When your forehead, travelling at 40km/h because you're at the helm of an open air landy, meets up with a large dung beetle flying at around 20km/h in the exact opposite direction - the result is a mighty collision.

This is what happended to me a couple of nights ago when I was cruising back to camp at pace to make it in time for supper. Now, you must understand that there is this long and mostly boring (in comparison to the magnificence of the rest of the concession) tarred road called Pafuri Main, upon which one must travel to get places in good time. The concession is 27,000 hectares (ie large) and so you end up using the tar as a bit of a highway. 40km/h is the absolute maximun we are allowed to drive, and for good reason. At night my right hand is armed with a serious spot light. Serious in brightness and after 1 hour of holding it up, seriously heavy too. My talented left hand then steers, changes gears and mans the radio. So allowing anyone to travel faster than 40km/h whilst doing all this would probably be down right dangerous.

So this tar road is long and fairly straight, which means that all insects for miles around the landy are attracted to the head lights and spot light. Since the rains, night drives have become more challenging for me and unpleasant for guests as we are bombarded by swarms of all sorts of insect life. Christmas beetles and little miggies are the least of our worries - it's the dung beetles that you have to watch out for. Some of these chaps grow to considerable sizes, which may be hard to appreciate until you've been smacked on the noggin by a golf ball sized one travelling at pace.

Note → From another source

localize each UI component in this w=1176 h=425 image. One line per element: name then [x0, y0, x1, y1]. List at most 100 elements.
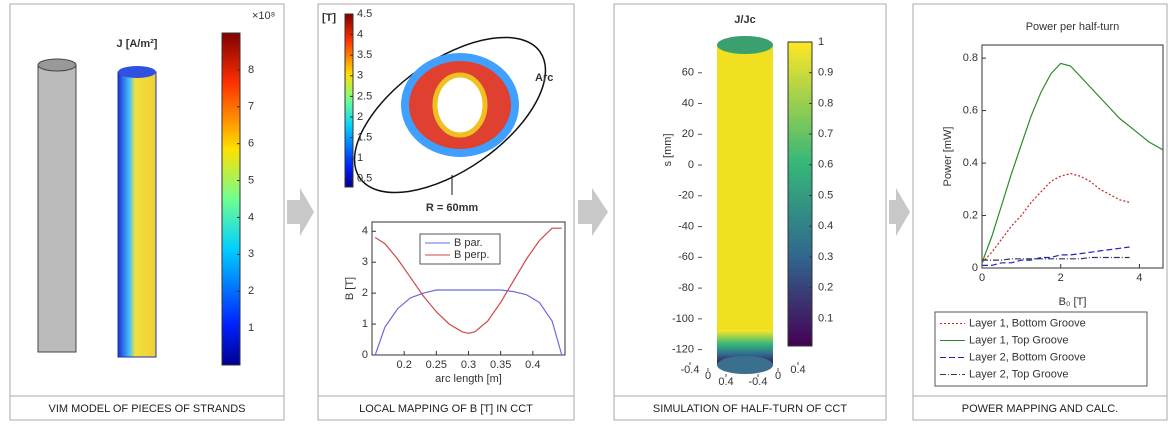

I was shining around all enthusiastically when all or a sardine - SMACK!?! - you're knocked in the head by a powerful unidentified force, you swerve violently losing control of the vehicle and your spotlight arm gets tossed high in the air, as if your scanning the moon for signs of life. What has got me?, you think as your mind searches for answers...... have I been shot in the head by a german sniper tucked away in the mopanes? No, it cant be, surely. Has Mike Tyson climbed out of the bonnet and punched me on the nose? Unlikely. Then as the pain and shock subsides and you manage to correct the course of the vehicle and stay on the road, you realise, Oh just another dung beetle.


Proverb Number 2:

When the sufficient amount of weight is placed upon a small amphibian - it shall pop like a balloon.

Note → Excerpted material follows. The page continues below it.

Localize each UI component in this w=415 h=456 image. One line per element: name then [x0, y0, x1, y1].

Unfortunately I must admit, and I'm certainly not proud of it, that I now know exactly what sound a frog makes when you drive over it on a tar road. The answer is a resounding -POP-. More than insects come to life after the rains and on this one evening last week, I heard a couple of loud popping noises whilst driving back to camp along the tar road. After ruling out the idea that my tyres might have popped it slowly dawned on me that I had flattened a few of what must have been hundreds of small frogs crossing the road - which I was trying to dodge - that evening after the rain. Someone else told me it only happens if you drive over them from head to rear, causing the air to rush backwards and finally burst them with a pop louder than you'd expect.

Proverb Number 3:

A chinaman in the bush, is like a bushman in China - it doesn't occur naturally.

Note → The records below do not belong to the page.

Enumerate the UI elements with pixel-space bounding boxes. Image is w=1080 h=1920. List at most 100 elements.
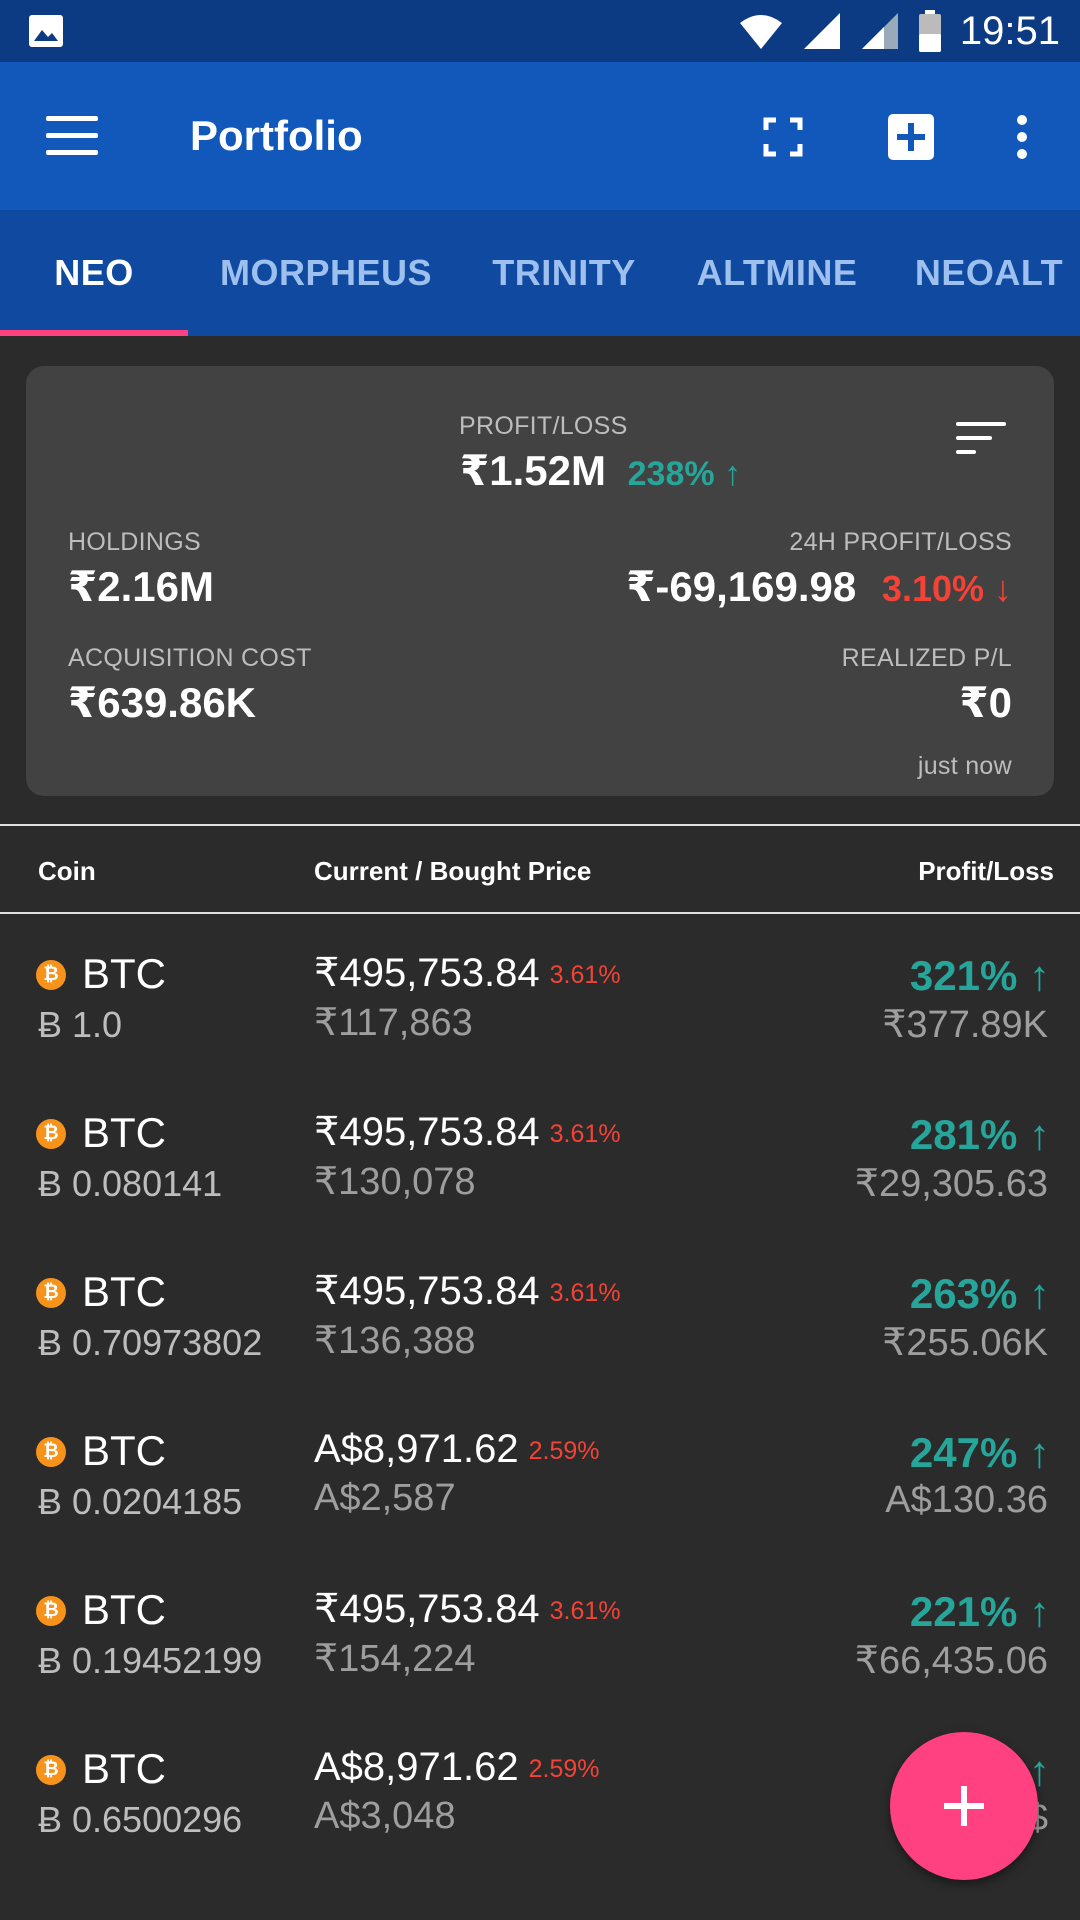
signal-icon — [803, 13, 840, 49]
summary-card: PROFIT/LOSS ₹1.52M 238% ↑ HOLDINGS ₹2.16… — [26, 366, 1054, 796]
bought-price: A$2,587 — [314, 1477, 456, 1519]
profit-loss-value: ₹1.52M 238% ↑ — [460, 446, 741, 495]
holdings-label: HOLDINGS — [68, 528, 201, 556]
acquisition-cost-label: ACQUISITION COST — [68, 644, 312, 672]
coin-name: BTC — [82, 950, 166, 997]
24h-pct: 3.10% ↓ — [881, 568, 1012, 609]
realized-pl-label: REALIZED P/L — [841, 644, 1012, 672]
status-time: 19:51 — [959, 8, 1060, 53]
price-change: 2.59% — [528, 1436, 600, 1465]
price-change: 3.61% — [549, 1119, 621, 1148]
price-change: 2.59% — [528, 1754, 600, 1783]
profit-loss-label: PROFIT/LOSS — [459, 412, 628, 440]
24h-value: ₹-69,169.98 3.10% ↓ — [626, 562, 1012, 611]
tab-indicator — [0, 330, 188, 336]
current-price-value: ₹495,753.84 — [314, 1269, 540, 1313]
current-price: ₹495,753.84 3.61% — [314, 1268, 621, 1314]
profit-loss-pct: 281% ↑ — [909, 1111, 1050, 1158]
divider — [0, 912, 1080, 914]
bought-price: ₹136,388 — [314, 1320, 476, 1362]
table-row[interactable]: ₿ BTC Ƀ 0.080141 ₹495,753.84 3.61% ₹130,078 28… — [0, 1103, 1080, 1261]
sort-icon[interactable] — [956, 422, 1006, 458]
24h-label: 24H PROFIT/LOSS — [789, 528, 1012, 556]
status-bar: 19:51 — [0, 0, 1080, 62]
coin-name: BTC — [82, 1745, 166, 1792]
coin-name: BTC — [82, 1268, 166, 1315]
current-price-value: ₹495,753.84 — [314, 1110, 540, 1154]
bitcoin-icon: ₿ — [36, 960, 66, 990]
col-coin[interactable]: Coin — [38, 856, 96, 886]
table-row[interactable]: ₿ BTC Ƀ 0.70973802 ₹495,753.84 3.61% ₹136,388… — [0, 1262, 1080, 1420]
coin-quantity: Ƀ 0.70973802 — [38, 1322, 263, 1363]
battery-icon — [918, 10, 941, 52]
fullscreen-icon[interactable] — [758, 112, 808, 162]
profit-loss-amount: ₹1.52M — [460, 447, 606, 494]
plus-icon — [944, 1786, 984, 1826]
current-price: A$8,971.62 2.59% — [314, 1745, 600, 1790]
current-price-value: ₹495,753.84 — [314, 1587, 540, 1631]
coin-name: BTC — [82, 1109, 166, 1156]
tab-neo[interactable]: NEO — [54, 252, 134, 293]
last-updated: just now — [917, 752, 1012, 780]
price-change: 3.61% — [549, 1596, 621, 1625]
col-profit-loss[interactable]: Profit/Loss — [918, 856, 1054, 886]
tab-bar: NEO MORPHEUS TRINITY ALTMINE NEOALT — [0, 210, 1080, 336]
realized-pl-value: ₹0 — [959, 679, 1012, 726]
current-price-value: A$8,971.62 — [314, 1427, 519, 1471]
app-bar: Portfolio — [0, 62, 1080, 210]
profit-loss-pct: 321% ↑ — [909, 952, 1050, 999]
wifi-icon — [739, 15, 782, 49]
table-row[interactable]: ₿ BTC Ƀ 1.0 ₹495,753.84 3.61% ₹117,863 321% ↑ ₹… — [0, 944, 1080, 1102]
menu-icon[interactable] — [46, 116, 98, 156]
coin-name: BTC — [82, 1427, 166, 1474]
more-vert-icon[interactable] — [1000, 112, 1050, 162]
image-icon — [29, 15, 63, 47]
table-row[interactable]: ₿ BTC Ƀ 0.0204185 A$8,971.62 2.59% A$2,587 247… — [0, 1421, 1080, 1579]
24h-amount: ₹-69,169.98 — [626, 563, 857, 610]
acquisition-cost-value: ₹639.86K — [68, 679, 257, 726]
bought-price: A$3,048 — [314, 1795, 456, 1837]
price-change: 3.61% — [549, 960, 621, 989]
coin-quantity: Ƀ 0.0204185 — [38, 1481, 243, 1522]
current-price-value: A$8,971.62 — [314, 1745, 519, 1789]
profit-loss-value: A$130.36 — [885, 1479, 1048, 1521]
page-title: Portfolio — [190, 112, 363, 159]
bitcoin-icon: ₿ — [36, 1755, 66, 1785]
coin-quantity: Ƀ 0.6500296 — [38, 1799, 243, 1840]
bitcoin-icon: ₿ — [36, 1119, 66, 1149]
holdings-value: ₹2.16M — [68, 563, 214, 610]
current-price: ₹495,753.84 3.61% — [314, 1109, 621, 1155]
bitcoin-icon: ₿ — [36, 1278, 66, 1308]
coin-quantity: Ƀ 1.0 — [38, 1004, 123, 1045]
profit-loss-pct: 247% ↑ — [909, 1429, 1050, 1476]
col-price[interactable]: Current / Bought Price — [314, 856, 592, 886]
tab-trinity[interactable]: TRINITY — [492, 252, 636, 293]
profit-loss-pct: 263% ↑ — [909, 1270, 1050, 1317]
bought-price: ₹117,863 — [314, 1002, 473, 1044]
coin-quantity: Ƀ 0.19452199 — [38, 1640, 263, 1681]
add-box-icon[interactable] — [886, 112, 936, 162]
current-price-value: ₹495,753.84 — [314, 951, 540, 995]
tab-morpheus[interactable]: MORPHEUS — [219, 252, 433, 293]
bought-price: ₹154,224 — [314, 1638, 476, 1680]
profit-loss-value: ₹255.06K — [882, 1322, 1048, 1364]
signal-icon — [861, 13, 898, 49]
profit-loss-value: ₹66,435.06 — [854, 1640, 1048, 1682]
divider — [0, 824, 1080, 826]
add-fab[interactable] — [890, 1732, 1038, 1880]
tab-neoalt[interactable]: NEOALT — [914, 252, 1064, 293]
coin-name: BTC — [82, 1586, 166, 1633]
price-change: 3.61% — [549, 1278, 621, 1307]
current-price: A$8,971.62 2.59% — [314, 1427, 600, 1472]
coin-quantity: Ƀ 0.080141 — [38, 1163, 223, 1204]
bought-price: ₹130,078 — [314, 1161, 476, 1203]
profit-loss-pct: 238% ↑ — [627, 455, 742, 493]
bitcoin-icon: ₿ — [36, 1596, 66, 1626]
profit-loss-value: ₹29,305.63 — [854, 1163, 1048, 1205]
bitcoin-icon: ₿ — [36, 1437, 66, 1467]
profit-loss-pct: 221% ↑ — [909, 1588, 1050, 1635]
tab-altmine[interactable]: ALTMINE — [696, 252, 858, 293]
current-price: ₹495,753.84 3.61% — [314, 1586, 621, 1632]
table-row[interactable]: ₿ BTC Ƀ 0.19452199 ₹495,753.84 3.61% ₹154,224… — [0, 1580, 1080, 1738]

I have recently had the interesting experience of having to guide 7 non-english speaking chinamen on safari. They don't quite get the standard bush routine. You wake up, have coffee and rusks and then depart on game drive until late morning when you come back for a large and tasty brunch. NOT, wake up and start devouring your 2kg barrel of noodles that you've brought along for just such an occasion before drive!?

Then after your big brunch, lunch at 2:30 is light. Salad and small dessert. It is generally not polite to ask your host 'is that it, or is there another course coming?' Well when told that no further course was coming, they each whip out another 2kg barrel of noodles. Ok so these guys enjoy noodles. I get it.

So I took them on a great evening drive to Crooks Corner, showing plenty of nice big ellies, crocs, hippos and an abundance of antelope. At sunset on the way back, one of them cracks out their cell phone and puts on Alicia Keys at full volume. Hmmmm, this is strange, I thought. Then she (her name was Cindarella) sings along dramatically, causing all the others to whip out there phones too, each with their own song blaring at the same time. Oh well, I've never seen this before, so I'll just kind of enjoy the weird experience.

At the end of their trip, I just couldn't help feeling that maybe the bush just isn't the place for them. Ahh, Chinamen - they just don't get it.